Re: Tony's positional test suite

Post by Rebel »

Ferdy wrote:MEA - Multiple move EPD Analyzer beta interface can be found here.

https://mea.bitballoon.com/
Will try.
first25plus5
Posts: 11
Joined: Sat Jul 22, 2017 2:50 am
Location: New Zealand

Re: Tony's positional test suite

Post by first25plus5 »

If anyone has the time to re-calibrate / re-test all sixteen positions with today's engines that would be appreciated.
OldMan
Posts: 1
Joined: Thu Oct 10, 2024 6:43 pm
Full name: William Bryant

Re: Tony's positional test suite

Post by OldMan »

Beginner Question:
I assume you add the score of the position found for each position to get an engine rating.
At what time control.
I understand you searched for 24 hours to get the results, but for the test, any specific time controls.

I am returning to chess programming after a long absence.
My old program currently runs on a G4 Mac Laptop form 2004 while I work on re writing it.
I have forgotten a lot and am essentially starting over.

Wm.
Dann Corbit
Posts: 12777
Joined: Wed Mar 08, 2006 8:57 pm
Location: Redmond, WA USA

Re: Tony's positional test suite

Post by Dann Corbit »

The multi-answer type problems give a different score based upon the assumed correctness of the given move.
As programs get stronger and stronger, and hardware gets more and more powerful, the old answers (which would have been more or less correct at the time because of hardware and software limitations) improve and something that used to be a purely strategic concept like undermining, king safety, rooks on the 8th, because no material win was seen on the horizon become tactical because the engines can see deeply enough to find a tactical shot. It is also possible that other positional factors can become more important when combined with teh search.

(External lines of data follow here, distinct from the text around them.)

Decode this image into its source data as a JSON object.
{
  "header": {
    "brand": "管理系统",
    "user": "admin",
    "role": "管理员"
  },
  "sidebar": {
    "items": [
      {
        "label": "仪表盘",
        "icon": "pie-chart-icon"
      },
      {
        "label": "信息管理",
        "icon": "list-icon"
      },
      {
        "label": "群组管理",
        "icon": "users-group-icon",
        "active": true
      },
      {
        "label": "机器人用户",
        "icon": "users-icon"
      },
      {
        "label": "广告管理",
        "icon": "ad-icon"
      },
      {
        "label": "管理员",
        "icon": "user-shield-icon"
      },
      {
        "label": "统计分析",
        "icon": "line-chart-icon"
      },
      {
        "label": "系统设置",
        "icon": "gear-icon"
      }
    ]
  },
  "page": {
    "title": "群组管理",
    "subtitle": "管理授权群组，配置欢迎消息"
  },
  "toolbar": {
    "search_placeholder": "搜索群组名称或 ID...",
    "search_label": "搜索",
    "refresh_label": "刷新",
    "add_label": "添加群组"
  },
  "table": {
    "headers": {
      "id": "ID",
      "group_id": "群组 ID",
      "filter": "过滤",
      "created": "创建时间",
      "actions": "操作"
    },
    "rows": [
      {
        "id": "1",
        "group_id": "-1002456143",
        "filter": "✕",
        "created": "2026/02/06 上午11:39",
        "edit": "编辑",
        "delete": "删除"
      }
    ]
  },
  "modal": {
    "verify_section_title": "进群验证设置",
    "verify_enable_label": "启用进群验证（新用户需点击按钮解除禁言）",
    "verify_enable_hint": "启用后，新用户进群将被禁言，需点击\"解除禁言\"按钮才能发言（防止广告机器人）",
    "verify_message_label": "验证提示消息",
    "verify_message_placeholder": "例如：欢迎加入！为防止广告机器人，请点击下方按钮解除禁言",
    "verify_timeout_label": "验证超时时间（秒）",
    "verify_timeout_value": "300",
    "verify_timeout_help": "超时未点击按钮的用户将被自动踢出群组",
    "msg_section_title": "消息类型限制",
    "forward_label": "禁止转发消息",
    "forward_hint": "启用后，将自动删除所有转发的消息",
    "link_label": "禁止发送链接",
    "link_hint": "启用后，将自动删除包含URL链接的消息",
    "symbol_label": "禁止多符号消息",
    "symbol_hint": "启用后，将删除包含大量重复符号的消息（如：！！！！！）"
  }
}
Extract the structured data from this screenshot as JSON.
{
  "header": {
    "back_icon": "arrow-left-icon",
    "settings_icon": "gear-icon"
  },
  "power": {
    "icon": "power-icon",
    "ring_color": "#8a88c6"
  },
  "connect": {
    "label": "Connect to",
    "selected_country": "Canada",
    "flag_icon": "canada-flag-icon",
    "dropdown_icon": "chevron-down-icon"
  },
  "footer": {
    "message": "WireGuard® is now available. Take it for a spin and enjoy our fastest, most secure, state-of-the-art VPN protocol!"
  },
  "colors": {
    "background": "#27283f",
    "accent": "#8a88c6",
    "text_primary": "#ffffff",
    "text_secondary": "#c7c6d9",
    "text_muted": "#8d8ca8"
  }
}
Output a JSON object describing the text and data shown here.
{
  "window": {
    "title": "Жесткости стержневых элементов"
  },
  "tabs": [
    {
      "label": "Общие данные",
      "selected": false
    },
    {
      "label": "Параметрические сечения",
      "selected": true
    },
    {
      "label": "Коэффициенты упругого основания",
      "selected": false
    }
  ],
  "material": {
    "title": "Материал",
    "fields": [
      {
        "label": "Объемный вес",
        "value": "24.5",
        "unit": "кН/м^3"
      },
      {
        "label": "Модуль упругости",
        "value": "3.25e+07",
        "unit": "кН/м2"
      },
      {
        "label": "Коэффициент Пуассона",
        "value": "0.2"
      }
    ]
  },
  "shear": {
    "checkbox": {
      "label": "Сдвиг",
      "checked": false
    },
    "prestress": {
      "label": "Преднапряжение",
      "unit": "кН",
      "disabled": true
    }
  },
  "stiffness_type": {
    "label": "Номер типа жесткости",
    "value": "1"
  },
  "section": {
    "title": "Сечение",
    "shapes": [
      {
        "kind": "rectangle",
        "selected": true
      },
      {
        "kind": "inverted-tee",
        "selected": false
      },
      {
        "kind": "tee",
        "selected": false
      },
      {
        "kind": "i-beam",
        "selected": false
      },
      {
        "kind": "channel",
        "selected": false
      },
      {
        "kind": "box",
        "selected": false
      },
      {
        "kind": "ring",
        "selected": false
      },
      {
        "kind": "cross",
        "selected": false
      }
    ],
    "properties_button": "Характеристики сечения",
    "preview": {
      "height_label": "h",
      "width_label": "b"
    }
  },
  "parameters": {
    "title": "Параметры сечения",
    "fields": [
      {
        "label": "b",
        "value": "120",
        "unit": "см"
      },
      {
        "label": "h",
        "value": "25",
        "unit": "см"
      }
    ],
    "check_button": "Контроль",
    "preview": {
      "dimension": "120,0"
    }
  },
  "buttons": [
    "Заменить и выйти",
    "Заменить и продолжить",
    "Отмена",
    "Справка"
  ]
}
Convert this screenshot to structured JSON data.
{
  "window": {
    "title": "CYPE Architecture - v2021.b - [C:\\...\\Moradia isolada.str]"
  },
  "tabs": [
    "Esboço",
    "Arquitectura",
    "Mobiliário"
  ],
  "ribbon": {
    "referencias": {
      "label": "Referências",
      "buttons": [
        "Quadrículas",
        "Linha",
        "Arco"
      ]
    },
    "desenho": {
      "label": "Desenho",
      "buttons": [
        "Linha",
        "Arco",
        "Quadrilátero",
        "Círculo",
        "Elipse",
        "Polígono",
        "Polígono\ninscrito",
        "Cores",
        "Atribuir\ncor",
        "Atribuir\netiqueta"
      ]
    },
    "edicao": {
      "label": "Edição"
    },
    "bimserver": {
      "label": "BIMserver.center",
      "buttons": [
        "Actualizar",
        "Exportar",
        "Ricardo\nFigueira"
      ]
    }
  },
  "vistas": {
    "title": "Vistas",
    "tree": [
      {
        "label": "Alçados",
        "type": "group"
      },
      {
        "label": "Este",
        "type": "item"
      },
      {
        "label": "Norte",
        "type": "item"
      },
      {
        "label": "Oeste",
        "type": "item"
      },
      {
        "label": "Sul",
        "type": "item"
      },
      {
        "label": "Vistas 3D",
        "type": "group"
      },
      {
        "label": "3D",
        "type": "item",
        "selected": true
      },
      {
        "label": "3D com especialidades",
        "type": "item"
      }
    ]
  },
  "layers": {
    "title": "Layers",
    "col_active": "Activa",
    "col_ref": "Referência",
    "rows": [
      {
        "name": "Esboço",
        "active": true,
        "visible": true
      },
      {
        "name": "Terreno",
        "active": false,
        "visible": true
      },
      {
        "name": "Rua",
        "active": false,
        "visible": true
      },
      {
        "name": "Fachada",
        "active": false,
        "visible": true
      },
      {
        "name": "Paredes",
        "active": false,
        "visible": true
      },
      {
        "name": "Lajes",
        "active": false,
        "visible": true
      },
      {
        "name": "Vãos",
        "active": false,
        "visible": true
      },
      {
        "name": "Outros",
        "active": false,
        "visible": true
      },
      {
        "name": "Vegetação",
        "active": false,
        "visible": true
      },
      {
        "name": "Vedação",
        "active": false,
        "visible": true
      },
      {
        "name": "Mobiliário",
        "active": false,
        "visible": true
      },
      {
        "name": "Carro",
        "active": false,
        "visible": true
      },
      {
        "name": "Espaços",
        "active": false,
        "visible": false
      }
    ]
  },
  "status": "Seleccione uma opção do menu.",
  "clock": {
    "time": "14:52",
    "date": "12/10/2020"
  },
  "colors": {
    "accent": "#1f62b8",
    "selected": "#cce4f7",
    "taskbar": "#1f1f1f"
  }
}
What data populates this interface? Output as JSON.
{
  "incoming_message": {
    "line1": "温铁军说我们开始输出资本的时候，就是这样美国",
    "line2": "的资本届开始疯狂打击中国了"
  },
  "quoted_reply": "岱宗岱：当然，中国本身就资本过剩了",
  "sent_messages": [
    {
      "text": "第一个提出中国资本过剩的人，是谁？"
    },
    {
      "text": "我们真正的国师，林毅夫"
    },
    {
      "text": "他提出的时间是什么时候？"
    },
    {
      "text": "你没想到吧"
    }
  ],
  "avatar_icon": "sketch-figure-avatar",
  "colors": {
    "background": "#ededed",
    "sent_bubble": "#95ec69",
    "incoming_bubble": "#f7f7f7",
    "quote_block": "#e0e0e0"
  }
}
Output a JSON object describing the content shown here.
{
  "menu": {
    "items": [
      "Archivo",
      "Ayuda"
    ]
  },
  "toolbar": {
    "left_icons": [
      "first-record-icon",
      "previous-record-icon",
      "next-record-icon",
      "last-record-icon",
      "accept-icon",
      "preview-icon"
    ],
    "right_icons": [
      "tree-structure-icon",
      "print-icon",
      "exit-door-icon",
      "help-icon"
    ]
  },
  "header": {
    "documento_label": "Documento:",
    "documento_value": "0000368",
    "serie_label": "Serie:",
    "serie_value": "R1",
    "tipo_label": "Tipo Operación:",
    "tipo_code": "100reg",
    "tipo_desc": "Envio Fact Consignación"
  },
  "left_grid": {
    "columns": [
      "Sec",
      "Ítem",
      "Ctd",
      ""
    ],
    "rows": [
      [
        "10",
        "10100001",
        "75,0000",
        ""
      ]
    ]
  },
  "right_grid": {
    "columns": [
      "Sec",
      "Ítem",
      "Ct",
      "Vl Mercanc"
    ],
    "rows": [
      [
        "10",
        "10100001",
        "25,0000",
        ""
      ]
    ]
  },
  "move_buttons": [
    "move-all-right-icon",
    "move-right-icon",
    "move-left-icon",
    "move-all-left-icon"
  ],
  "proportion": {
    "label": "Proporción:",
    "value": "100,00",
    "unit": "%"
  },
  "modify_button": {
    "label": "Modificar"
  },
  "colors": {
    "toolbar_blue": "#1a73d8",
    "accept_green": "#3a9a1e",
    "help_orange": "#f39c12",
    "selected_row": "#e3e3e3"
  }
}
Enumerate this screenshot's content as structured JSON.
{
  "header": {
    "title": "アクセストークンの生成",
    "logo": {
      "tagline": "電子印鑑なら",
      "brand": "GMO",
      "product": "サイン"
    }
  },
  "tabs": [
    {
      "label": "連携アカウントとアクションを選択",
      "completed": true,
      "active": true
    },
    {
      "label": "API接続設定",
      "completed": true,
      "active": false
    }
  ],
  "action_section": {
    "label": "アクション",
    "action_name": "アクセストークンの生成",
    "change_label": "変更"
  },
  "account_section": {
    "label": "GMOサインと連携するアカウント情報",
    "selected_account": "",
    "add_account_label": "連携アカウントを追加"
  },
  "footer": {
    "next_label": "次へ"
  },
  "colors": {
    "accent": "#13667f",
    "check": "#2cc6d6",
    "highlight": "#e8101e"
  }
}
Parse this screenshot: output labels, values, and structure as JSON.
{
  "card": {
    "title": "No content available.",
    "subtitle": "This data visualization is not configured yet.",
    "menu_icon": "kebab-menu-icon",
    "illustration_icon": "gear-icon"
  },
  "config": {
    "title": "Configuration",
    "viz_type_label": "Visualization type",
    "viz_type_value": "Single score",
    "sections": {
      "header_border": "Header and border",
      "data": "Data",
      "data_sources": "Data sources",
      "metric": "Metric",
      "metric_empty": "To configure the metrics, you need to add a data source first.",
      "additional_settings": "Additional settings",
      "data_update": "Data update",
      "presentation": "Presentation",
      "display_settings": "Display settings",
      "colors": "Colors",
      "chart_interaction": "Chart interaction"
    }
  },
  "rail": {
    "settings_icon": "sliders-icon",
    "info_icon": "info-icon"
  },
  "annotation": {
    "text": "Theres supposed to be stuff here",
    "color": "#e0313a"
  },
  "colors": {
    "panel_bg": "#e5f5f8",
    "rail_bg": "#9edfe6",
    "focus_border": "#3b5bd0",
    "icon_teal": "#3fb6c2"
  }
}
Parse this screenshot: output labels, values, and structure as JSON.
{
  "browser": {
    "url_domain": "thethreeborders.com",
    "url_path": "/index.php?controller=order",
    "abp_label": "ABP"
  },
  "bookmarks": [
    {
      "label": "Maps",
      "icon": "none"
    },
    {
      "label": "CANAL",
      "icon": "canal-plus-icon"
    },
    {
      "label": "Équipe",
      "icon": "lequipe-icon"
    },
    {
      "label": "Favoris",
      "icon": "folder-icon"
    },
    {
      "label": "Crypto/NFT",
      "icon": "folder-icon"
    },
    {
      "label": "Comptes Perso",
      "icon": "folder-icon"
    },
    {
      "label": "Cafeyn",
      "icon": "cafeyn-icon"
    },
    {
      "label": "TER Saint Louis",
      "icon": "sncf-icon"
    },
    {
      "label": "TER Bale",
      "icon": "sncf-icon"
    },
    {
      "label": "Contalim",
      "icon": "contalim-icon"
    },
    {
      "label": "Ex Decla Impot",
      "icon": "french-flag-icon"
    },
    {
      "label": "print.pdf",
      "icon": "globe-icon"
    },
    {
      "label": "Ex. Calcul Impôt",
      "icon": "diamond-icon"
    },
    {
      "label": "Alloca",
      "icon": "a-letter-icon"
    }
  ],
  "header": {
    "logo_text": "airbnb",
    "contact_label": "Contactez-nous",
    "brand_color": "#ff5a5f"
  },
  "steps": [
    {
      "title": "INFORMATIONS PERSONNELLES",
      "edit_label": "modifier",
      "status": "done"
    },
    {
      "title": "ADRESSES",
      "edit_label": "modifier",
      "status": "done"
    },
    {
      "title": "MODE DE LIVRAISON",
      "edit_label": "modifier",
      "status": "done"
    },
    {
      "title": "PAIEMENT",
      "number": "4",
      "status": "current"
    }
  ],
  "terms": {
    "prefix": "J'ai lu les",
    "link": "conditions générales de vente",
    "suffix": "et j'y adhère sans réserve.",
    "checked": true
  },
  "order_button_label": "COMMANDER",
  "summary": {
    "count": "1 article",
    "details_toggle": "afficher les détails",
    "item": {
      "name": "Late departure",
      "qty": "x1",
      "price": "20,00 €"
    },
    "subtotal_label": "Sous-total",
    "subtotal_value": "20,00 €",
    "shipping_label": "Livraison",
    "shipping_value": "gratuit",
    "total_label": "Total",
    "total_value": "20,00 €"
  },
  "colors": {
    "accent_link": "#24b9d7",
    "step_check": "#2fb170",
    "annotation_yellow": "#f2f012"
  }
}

A test set like Tony's positional suite has a number of different possible answers, each scoring differently depending upon what your engine chooses.

To update such a test suite, one might take several strong programs and run them on high end hardware for four hours per position with multi-pv set to 10 so that the engine is forced to think about many alternatives. Suppose that the best move as found by the engines has a score of 429. We divide this best score by 429 and multiply by ten giving a score of ten.
Suppose that for the next best solution we have a score of 313. We divide 313 by 429 and multiply by 10 giving a score of seven, and so on through all moves until the calculated score is less than one. Then on to the next problem.
Taking ideas is not a vice, it is a virtue. We have another word for this. It is called learning.
But sharing ideas is an even greater virtue. We have another word for this. It is called teaching.